The Ghost at the Window

Over the past seventeen years, while completing research for essays, lectures, and tours, I have stumbled across hundreds of eerie and unusual stories, including tails of unsolved mysteries, unexplained occurrences, horrible deaths, and, of course, ghosts. I have copied these gems and filed them in "Unusual Stories", just in case they might prove to be useful for the future project. Recently, the Westcott Center for Architecture + Design has begun offering a variety of tours and programs that focus on quirky and unusual stories in Springfield's past. For the 2016 Lecture Series, as part of this project, I prepared and gave a talk titled "The Graveyard Ghost and Other Unusual Tales". Below is one of those stories (please note that the text has been edited for readability).
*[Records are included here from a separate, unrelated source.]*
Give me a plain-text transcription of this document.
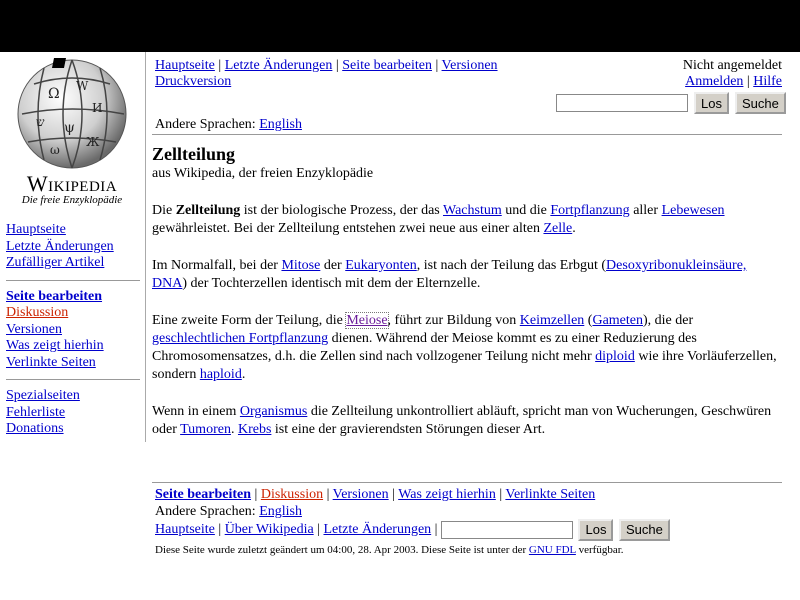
Ω W
И
ש ψ
Ж
ω
Wikipedia
Die freie Enzyklopädie
Hauptseite
Letzte Änderungen
Zufälliger Artikel
Seite bearbeiten
Diskussion
Versionen
Was zeigt hierhin
Verlinkte Seiten
Spezialseiten
Fehlerliste
Donations
Hauptseite | Letzte Änderungen | Seite bearbeiten | Versionen
Druckversion
Nicht angemeldet
Anmelden | Hilfe
Los Suche
Andere Sprachen: English
Zellteilung
aus Wikipedia, der freien Enzyklopädie

Die Zellteilung ist der biologische Prozess, der das Wachstum und die Fortpflanzung aller Lebewesen gewährleistet. Bei der Zellteilung entstehen zwei neue aus einer alten Zelle.

Im Normalfall, bei der Mitose der Eukaryonten, ist nach der Teilung das Erbgut (Desoxyribonukleinsäure, DNA) der Tochterzellen identisch mit dem der Elternzelle.

Eine zweite Form der Teilung, die Meiose, führt zur Bildung von Keimzellen (Gameten), die der geschlechtlichen Fortpflanzung dienen. Während der Meiose kommt es zu einer Reduzierung des Chromosomensatzes, d.h. die Zellen sind nach vollzogener Teilung nicht mehr diploid wie ihre Vorläuferzellen, sondern haploid.

Wenn in einem Organismus die Zellteilung unkontrolliert abläuft, spricht man von Wucherungen, Geschwüren oder Tumoren. Krebs ist eine der gravierendsten Störungen dieser Art.

Seite bearbeiten | Diskussion | Versionen | Was zeigt hierhin | Verlinkte Seiten
Andere Sprachen: English
Hauptseite | Über Wikipedia | Letzte Änderungen |	Los Suche
Diese Seite wurde zuletzt geändert um 04:00, 28. Apr 2003. Diese Seite ist unter der GNU FDL verfügbar.
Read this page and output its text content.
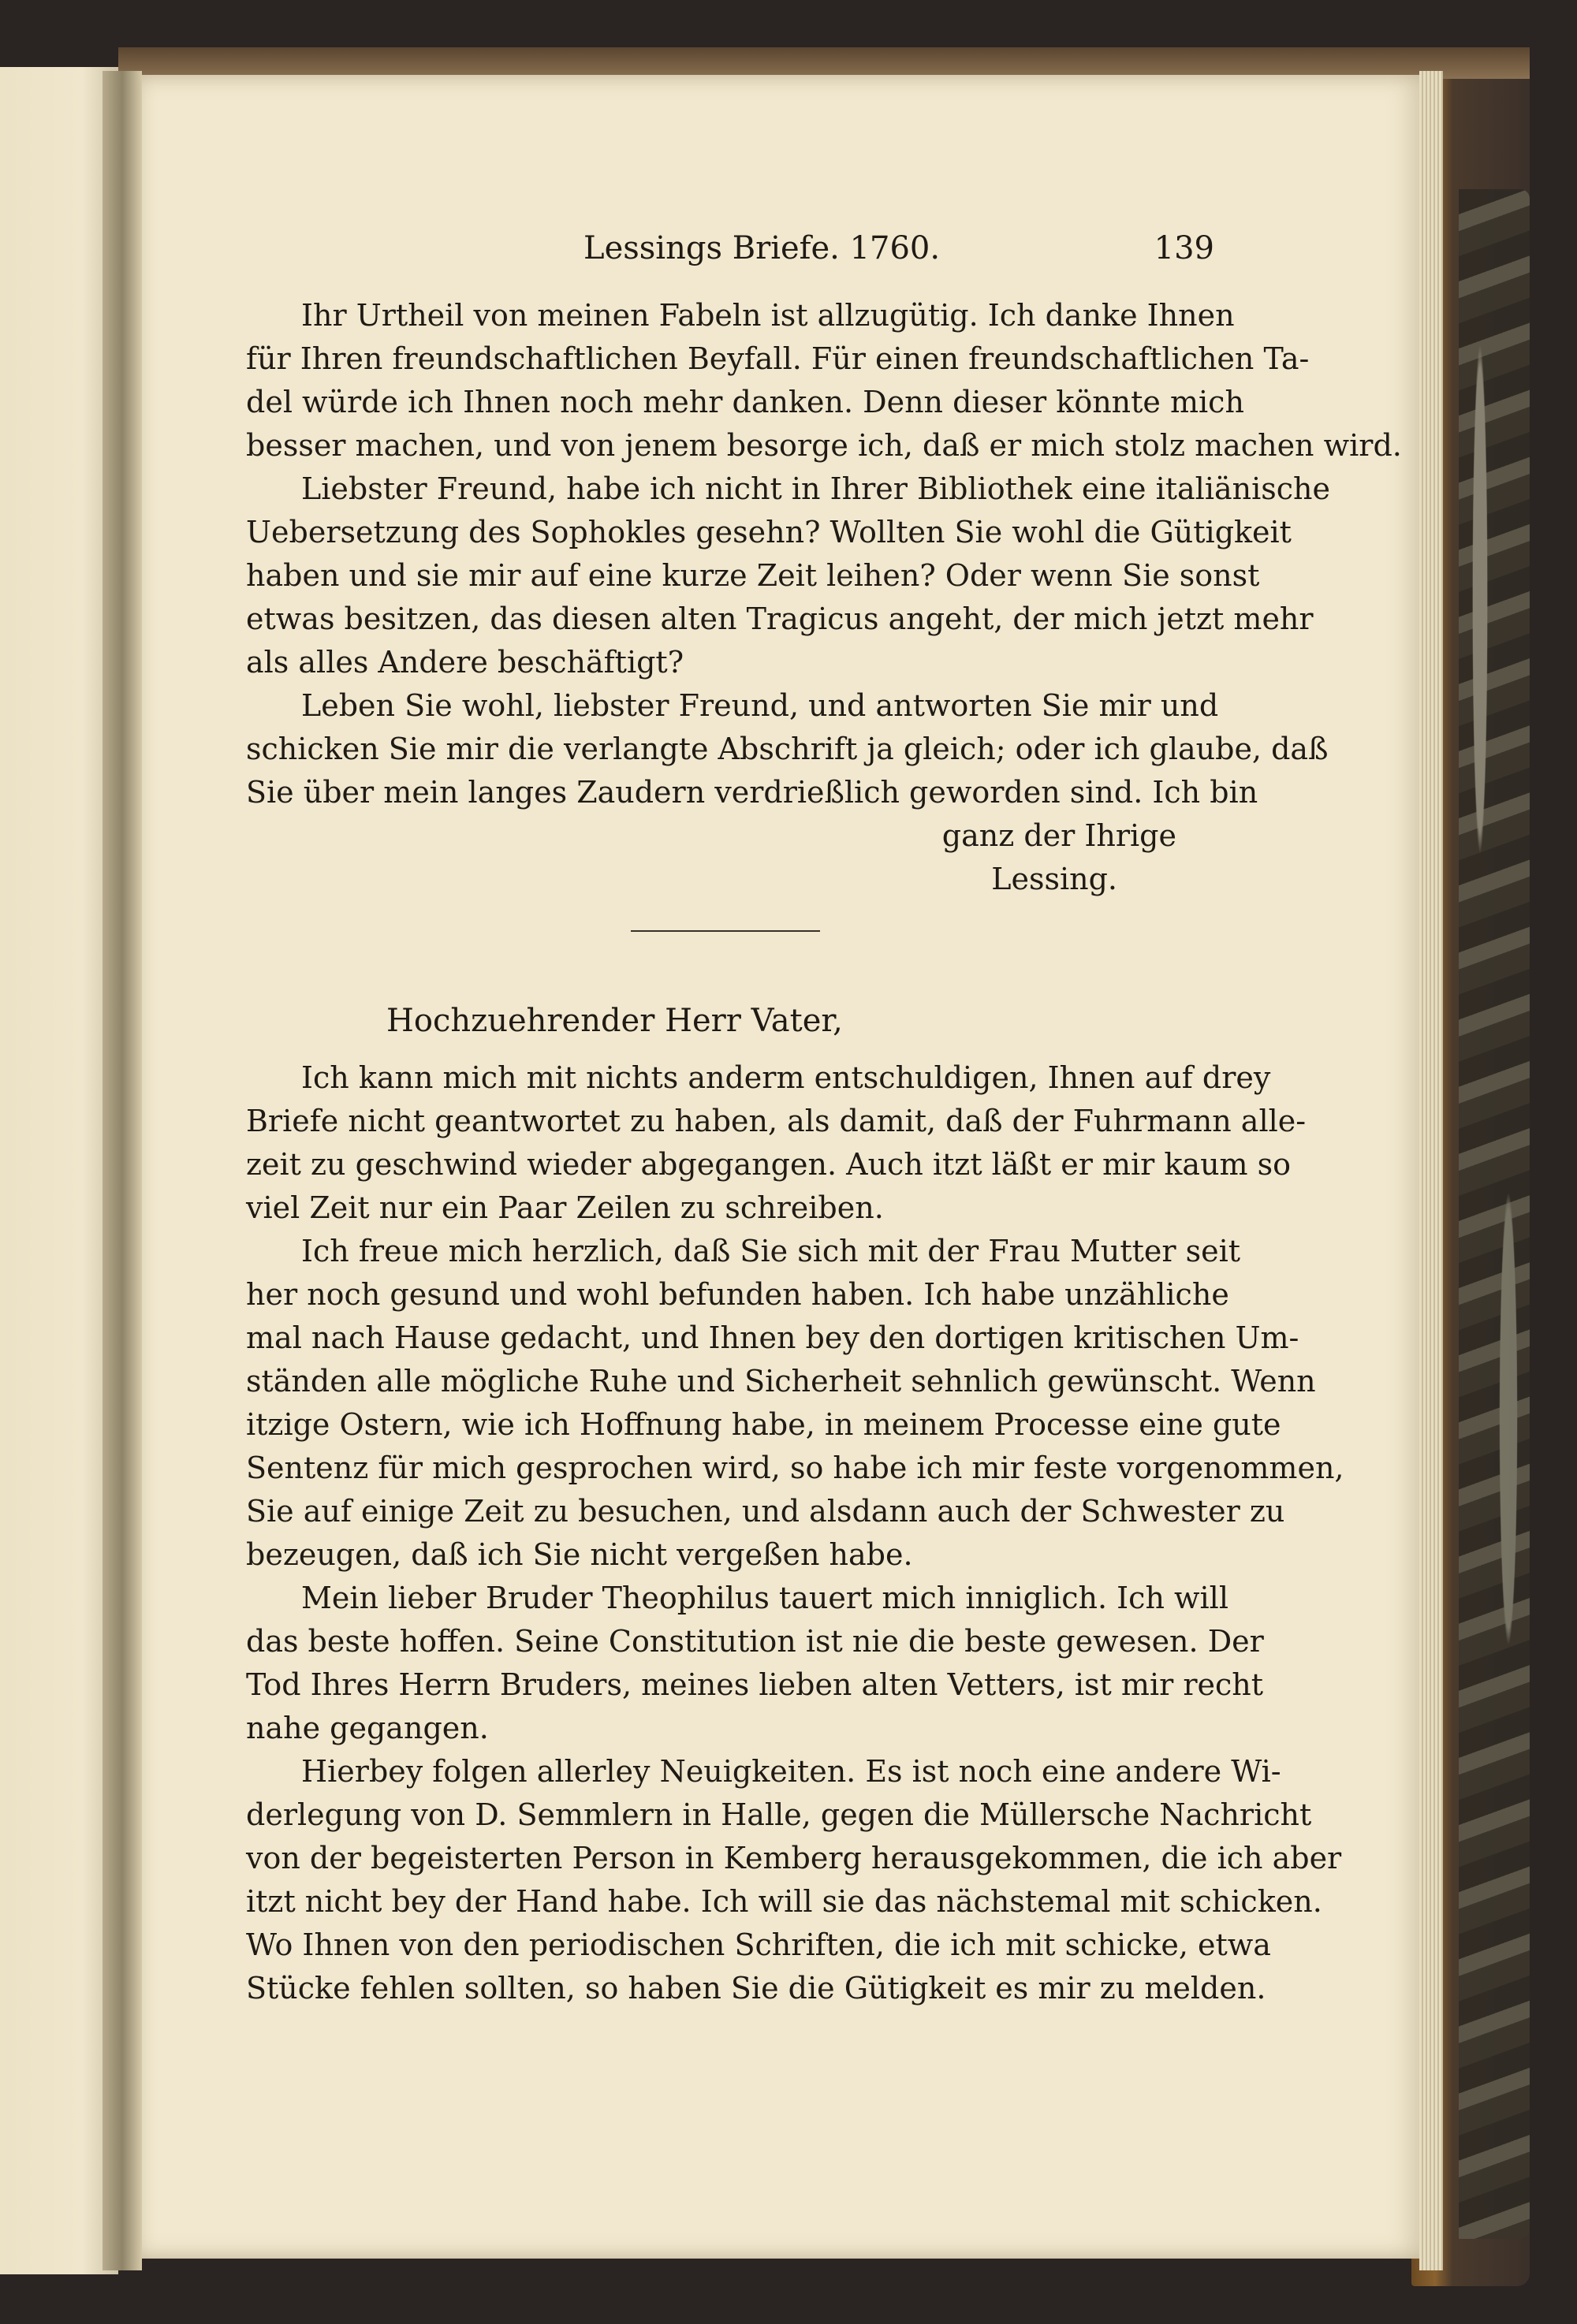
Lessings Briefe. 1760.	139
Ihr Urtheil von meinen Fabeln ist allzugütig. Ich danke Ihnen
für Ihren freundschaftlichen Beyfall. Für einen freundschaftlichen Ta-
del würde ich Ihnen noch mehr danken. Denn dieser könnte mich
besser machen, und von jenem besorge ich, daß er mich stolz machen wird.
Liebster Freund, habe ich nicht in Ihrer Bibliothek eine italiänische
Uebersetzung des Sophokles gesehn? Wollten Sie wohl die Gütigkeit
haben und sie mir auf eine kurze Zeit leihen? Oder wenn Sie sonst
etwas besitzen, das diesen alten Tragicus angeht, der mich jetzt mehr
als alles Andere beschäftigt?
Leben Sie wohl, liebster Freund, und antworten Sie mir und
schicken Sie mir die verlangte Abschrift ja gleich; oder ich glaube, daß
Sie über mein langes Zaudern verdrießlich geworden sind. Ich bin
ganz der Ihrige
Lessing.
Hochzuehrender Herr Vater,
Ich kann mich mit nichts anderm entschuldigen, Ihnen auf drey
Briefe nicht geantwortet zu haben, als damit, daß der Fuhrmann alle-
zeit zu geschwind wieder abgegangen. Auch itzt läßt er mir kaum so
viel Zeit nur ein Paar Zeilen zu schreiben.
Ich freue mich herzlich, daß Sie sich mit der Frau Mutter seit
her noch gesund und wohl befunden haben. Ich habe unzähliche
mal nach Hause gedacht, und Ihnen bey den dortigen kritischen Um-
ständen alle mögliche Ruhe und Sicherheit sehnlich gewünscht. Wenn
itzige Ostern, wie ich Hoffnung habe, in meinem Processe eine gute
Sentenz für mich gesprochen wird, so habe ich mir feste vorgenommen,
Sie auf einige Zeit zu besuchen, und alsdann auch der Schwester zu
bezeugen, daß ich Sie nicht vergeßen habe.
Mein lieber Bruder Theophilus tauert mich inniglich. Ich will
das beste hoffen. Seine Constitution ist nie die beste gewesen. Der
Tod Ihres Herrn Bruders, meines lieben alten Vetters, ist mir recht
nahe gegangen.
Hierbey folgen allerley Neuigkeiten. Es ist noch eine andere Wi-
derlegung von D. Semmlern in Halle, gegen die Müllersche Nachricht
von der begeisterten Person in Kemberg herausgekommen, die ich aber
itzt nicht bey der Hand habe. Ich will sie das nächstemal mit schicken.
Wo Ihnen von den periodischen Schriften, die ich mit schicke, etwa
Stücke fehlen sollten, so haben Sie die Gütigkeit es mir zu melden.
I stumbled across the story while completing research on the Westcott family for their new Docent Manual. Woman’s Form Seen at Window was published in the 17 January 1909 edition of the the Springfield Daily News. It was part of a reader-submitted ghost story contest, which ran under the headline Playing with the Supernatural. Unfortunately, most of the stories do not relate to Springfield -- this one does. Enjoy!

 

Woman's Form Seen at Window

There is a haunted house in Springfield, where, I will not tell, for fear of injuring property… enough to say that it is a double frame house only a few squares from the Esplanade, and was a station on the Underground Railway during the war. There is an old-fashioned wide fireplace, whose width downstairs was long ago bricked up to fit a modern open coal grate. Upstairs there is a space by the chimney that has been boarded up, and no visible entrance of any sort exists to the chimney.

 

Friends of mine lived in this house for years. They were religious, cultivated people, with a healthy disregard of ghosts, and who believed that all such manifestations could be accounted for by natural law.This family was more interested than annoyed by footsteps that, each night, after the family retired, mounted the steps in the old home. Walking heavily up the stairs they came, step by step, never missing the creaky one half-way up, until the second step from the top was reached, when the footfalls abruptly ceased. Never but twice did the steps come clear to the top and pass into the front bedroom and across to the old fireplace. So little fear did these noises create in my friends that they used to call each other, wagering guesses as to whether ‘It’ would come all the way to the top or stop short. They would even invite ‘It’ to tell the story of its life, but never had a reply.

 

One very beautiful moonlit night the younger sister went upstairs without carrying a light. What was her surprise when she entered her bedroom to see a woman standing by the window apparently holding something at arms length, at which she was looking at most intently. The gown was loose with flowing long open sleeves that almost reached the hem of her skirt. It was a grey-white in color, and very soft and clinging. The ghosts hair was unbound, and the figure gave the impression as if reading for retiring. My friend asked, “Why Margaret, I thought you were downstairs reading, how did you get here ahead of me?” … for the girl did not dream that it was anyone but her sister masquerading in some old fashioned gown she had found somewhere in the house. But the figure, started as if aroused from some deep study, glided quickly to the boxed up fireplace and disappeared into it. This was the only time the family ever saw the ghost, but the footsteps were heard as long as they live in the old house.

 

 

The 17 January 1909 edition of the Springfield Daily News. Note the headline in the bottom right corner.